That is the context in which the Christmas tree became an American holiday tradition. In fact, it was what lay at the heart of the emerging middle-class interest in the rituals of Christmas in Germany, of which the Christmas tree was the preeminent example. As we shall see, these rituals were associated with children who were
not
selfish, and for whom Christmas was an opportunity to give as well as to receive.

There is a belief among those who care about such things that the Christmas tree was spread throughout American culture by German immigrants. There is some truth to this. But, much like the notion that Santa Claus was brought to these shores by the Dutch settlers of New Amsterdam, such a belief also conforms to our desire to see our Christmas customs as rooted in something old-fashioned and authentic, in ancient folkways untainted by the marketplace. But Christmas trees became widely known in the United States during the mid-1830s, almost a decade earlier than any broad-based immigration from Germany can be said to have occurred.

As it turns out, the most important channels through which the ritual was spread were literary ones. Information about the Christmas tree was diffused by means of commercial literature, not via immigrant folk culture—from the top down, not from the bottom up. It was by reading about Christmas trees, not by witnessing them, that many thousands of Americans learned about the custom. Before they ever saw such a thing, they already knew what Christmas trees were all about—not only what they looked like, but also how and why they were to be used.

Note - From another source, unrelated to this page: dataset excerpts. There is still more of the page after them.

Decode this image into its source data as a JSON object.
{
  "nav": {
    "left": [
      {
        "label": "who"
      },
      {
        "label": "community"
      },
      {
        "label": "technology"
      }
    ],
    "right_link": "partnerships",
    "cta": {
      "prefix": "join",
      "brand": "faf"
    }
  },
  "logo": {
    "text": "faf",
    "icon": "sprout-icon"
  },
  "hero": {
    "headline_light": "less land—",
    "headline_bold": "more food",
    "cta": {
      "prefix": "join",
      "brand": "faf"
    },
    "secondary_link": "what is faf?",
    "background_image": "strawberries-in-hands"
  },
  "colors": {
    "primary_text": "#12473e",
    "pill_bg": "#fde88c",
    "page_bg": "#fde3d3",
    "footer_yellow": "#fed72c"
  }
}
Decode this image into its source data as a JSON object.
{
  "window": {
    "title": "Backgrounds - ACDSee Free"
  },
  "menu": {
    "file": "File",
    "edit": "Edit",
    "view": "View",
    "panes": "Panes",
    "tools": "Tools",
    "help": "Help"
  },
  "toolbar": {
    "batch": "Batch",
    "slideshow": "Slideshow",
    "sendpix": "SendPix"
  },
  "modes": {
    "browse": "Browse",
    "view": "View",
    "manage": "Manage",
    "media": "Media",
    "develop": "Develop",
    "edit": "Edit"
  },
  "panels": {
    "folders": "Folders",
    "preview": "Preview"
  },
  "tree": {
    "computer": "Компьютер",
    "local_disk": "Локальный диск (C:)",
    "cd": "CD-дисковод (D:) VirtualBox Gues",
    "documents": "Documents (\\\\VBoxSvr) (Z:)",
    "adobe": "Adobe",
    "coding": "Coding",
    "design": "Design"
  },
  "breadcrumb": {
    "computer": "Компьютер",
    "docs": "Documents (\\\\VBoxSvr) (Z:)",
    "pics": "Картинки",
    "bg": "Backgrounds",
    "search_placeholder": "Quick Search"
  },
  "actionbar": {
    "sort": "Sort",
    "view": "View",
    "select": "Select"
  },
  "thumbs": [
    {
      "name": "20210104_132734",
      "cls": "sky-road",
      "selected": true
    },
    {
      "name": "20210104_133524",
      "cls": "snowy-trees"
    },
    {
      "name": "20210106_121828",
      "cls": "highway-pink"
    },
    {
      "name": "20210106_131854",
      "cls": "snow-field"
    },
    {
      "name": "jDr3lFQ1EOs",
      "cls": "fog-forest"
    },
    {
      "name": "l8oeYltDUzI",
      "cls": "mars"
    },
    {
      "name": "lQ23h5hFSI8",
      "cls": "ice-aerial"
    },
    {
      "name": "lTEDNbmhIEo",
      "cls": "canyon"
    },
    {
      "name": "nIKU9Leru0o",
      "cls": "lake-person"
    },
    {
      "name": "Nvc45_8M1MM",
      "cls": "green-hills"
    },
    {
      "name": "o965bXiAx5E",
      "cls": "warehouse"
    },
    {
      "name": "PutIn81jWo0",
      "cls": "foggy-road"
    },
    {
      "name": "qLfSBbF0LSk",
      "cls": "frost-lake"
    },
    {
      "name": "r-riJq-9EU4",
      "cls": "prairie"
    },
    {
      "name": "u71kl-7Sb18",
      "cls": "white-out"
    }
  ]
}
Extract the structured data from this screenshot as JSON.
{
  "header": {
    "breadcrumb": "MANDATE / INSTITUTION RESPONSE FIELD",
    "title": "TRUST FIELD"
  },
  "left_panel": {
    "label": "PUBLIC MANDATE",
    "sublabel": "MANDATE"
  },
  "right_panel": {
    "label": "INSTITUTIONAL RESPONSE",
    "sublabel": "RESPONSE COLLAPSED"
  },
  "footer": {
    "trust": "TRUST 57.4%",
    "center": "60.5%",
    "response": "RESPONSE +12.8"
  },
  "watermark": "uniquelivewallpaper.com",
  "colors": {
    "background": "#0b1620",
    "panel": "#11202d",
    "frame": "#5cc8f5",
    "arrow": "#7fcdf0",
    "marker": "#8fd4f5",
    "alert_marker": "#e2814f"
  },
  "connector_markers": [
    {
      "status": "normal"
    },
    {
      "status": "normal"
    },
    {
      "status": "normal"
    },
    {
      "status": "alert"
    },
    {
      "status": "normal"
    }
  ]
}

I shall deal, one by one, with each of the sources through which Christmas trees were introduced into middle-class American culture during the 1830s. Each source, as we shall see, reveals in turn a different element with which this ritual was associated: first, the element of
surprise;
second, that of
folk authenticity;
third,
unselfish children;
and finally,
parental control

Who were the writers who introduced the Christmas tree into American culture? The evidence suggests that, much like the Knickerbockers who devised Santa Claus, these writers constituted something of
a distinct set. Like the Knickerbockers, the members of this set were genteel and cultured. But they were part of an emerging upper middle class that laid no claim to preserving an aristocratic social order. In contrast to the Knickerbockers, too, they lived mostly in New England and Philadelphia, not New York, and the church of their choice was Unitarian rather than Episcopal. And instead of being politically reactionary, they tended to stand somewhere on the progressive, reformist side of the issues that were coming to divide Americans in the 1830s. This is not to say that the members of this set were of a single mind on every matter. After 1830, as we shall see, they were divided over the emerging antislavery movement, and also over issues of child-rearing. But in any event they used culture rather than politics as an instrument to influence the social order. They employed their cultural authority—a combination of literary skill and access to the most popular channels of print—in a strenuous effort to deal with what they feared were the corruptive cultural effects of consumer capitalism, especially on the young. The Christmas tree played a serious if relatively minor role in that larger project.